The kiss wasn’t for me. I watched the metaphysical, possibly spiritual lip marks land on Xian’s face, where they burst into flames and spread through his essence.

I hit the real ground hard, distracted by the whole process going on with Xian, who from my position on the ground was a damned giant. Blue and red flames sheathed him as Ultimate Freedom (Telos) etched itself into his soul. If the Urmahlullu had been otherworldly and strange before, he had gained a faint glow even once the transition to Topaz faded. His hair had become half blonde, half black, and one of his eyes had inverted the black and orange. Aqua flames burned down the length of his huge sword, reforging the metal with a pattern similar to the one we had referred to as Damascus Steel in the True World.

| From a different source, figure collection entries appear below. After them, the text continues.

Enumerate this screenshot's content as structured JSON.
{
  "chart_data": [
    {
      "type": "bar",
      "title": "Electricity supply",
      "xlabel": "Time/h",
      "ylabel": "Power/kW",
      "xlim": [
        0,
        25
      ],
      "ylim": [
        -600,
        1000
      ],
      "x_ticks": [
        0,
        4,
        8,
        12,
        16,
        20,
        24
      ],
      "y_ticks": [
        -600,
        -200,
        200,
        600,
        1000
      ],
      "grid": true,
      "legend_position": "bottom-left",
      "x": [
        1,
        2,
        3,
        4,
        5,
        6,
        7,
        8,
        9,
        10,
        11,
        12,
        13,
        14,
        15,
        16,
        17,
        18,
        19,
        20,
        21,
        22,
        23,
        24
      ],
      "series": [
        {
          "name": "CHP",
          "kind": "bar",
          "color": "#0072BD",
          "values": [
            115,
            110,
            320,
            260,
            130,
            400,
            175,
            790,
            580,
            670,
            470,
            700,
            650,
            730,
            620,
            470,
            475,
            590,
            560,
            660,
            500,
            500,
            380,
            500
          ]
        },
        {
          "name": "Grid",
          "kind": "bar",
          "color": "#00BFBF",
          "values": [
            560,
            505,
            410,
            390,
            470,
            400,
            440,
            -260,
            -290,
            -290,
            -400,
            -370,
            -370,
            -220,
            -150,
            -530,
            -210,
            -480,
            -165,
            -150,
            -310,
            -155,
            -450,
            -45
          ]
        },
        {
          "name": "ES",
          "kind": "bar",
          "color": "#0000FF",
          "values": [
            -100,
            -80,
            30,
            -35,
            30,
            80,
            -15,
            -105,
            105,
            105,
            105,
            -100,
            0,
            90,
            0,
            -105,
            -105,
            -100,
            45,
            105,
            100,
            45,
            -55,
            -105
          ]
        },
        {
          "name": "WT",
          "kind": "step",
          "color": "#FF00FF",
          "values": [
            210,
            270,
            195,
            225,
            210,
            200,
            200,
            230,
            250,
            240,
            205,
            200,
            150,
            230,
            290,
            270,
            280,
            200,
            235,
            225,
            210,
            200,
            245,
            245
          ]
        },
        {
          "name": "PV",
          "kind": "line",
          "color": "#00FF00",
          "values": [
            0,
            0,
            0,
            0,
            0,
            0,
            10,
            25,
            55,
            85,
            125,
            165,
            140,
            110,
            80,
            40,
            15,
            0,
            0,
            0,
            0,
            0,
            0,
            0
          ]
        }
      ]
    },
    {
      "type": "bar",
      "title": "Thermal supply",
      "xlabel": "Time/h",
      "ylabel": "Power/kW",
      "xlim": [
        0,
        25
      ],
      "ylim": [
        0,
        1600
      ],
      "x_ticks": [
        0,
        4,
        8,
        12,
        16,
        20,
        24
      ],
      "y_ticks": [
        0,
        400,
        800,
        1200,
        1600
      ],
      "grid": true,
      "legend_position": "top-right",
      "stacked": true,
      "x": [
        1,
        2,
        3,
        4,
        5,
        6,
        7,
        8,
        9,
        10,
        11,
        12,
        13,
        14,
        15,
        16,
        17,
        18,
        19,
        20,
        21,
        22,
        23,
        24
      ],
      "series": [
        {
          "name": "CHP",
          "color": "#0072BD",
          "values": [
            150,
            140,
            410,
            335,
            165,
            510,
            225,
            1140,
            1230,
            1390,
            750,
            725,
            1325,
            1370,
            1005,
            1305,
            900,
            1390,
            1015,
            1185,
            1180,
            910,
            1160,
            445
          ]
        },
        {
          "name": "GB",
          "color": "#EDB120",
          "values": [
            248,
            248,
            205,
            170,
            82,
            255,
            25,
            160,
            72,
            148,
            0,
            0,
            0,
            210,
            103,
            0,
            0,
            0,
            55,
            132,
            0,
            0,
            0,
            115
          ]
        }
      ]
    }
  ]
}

It looked as if Telos had put lipstick on and kissed Xian’s eyes, for around each were now tattoos of her lips, the left blue, the right red.

The red flame burned over his chest plate and armor, and when it had finished, the armor went all the way along the top of his lion-back, providing protection to all four of the limbs of his lower half.

“Damn,” Remy grunted as he watched the transformation.

“You have done well, dragon. Let all know that I, Xian the Unfettered, shall be the blood brother of the Storm Dragon, Emery of Monados.”

Storm Dragon, huh? I suppose that was a better nickname than Elegant Dragon, or Ravenous Dragon. Clearly, Chrys and the others had informed him of our mission while I was chasing concepts. Maybe Xian wasn’t such a bad guy after all. His front lion legs even leaned down, and he helped me to my feet.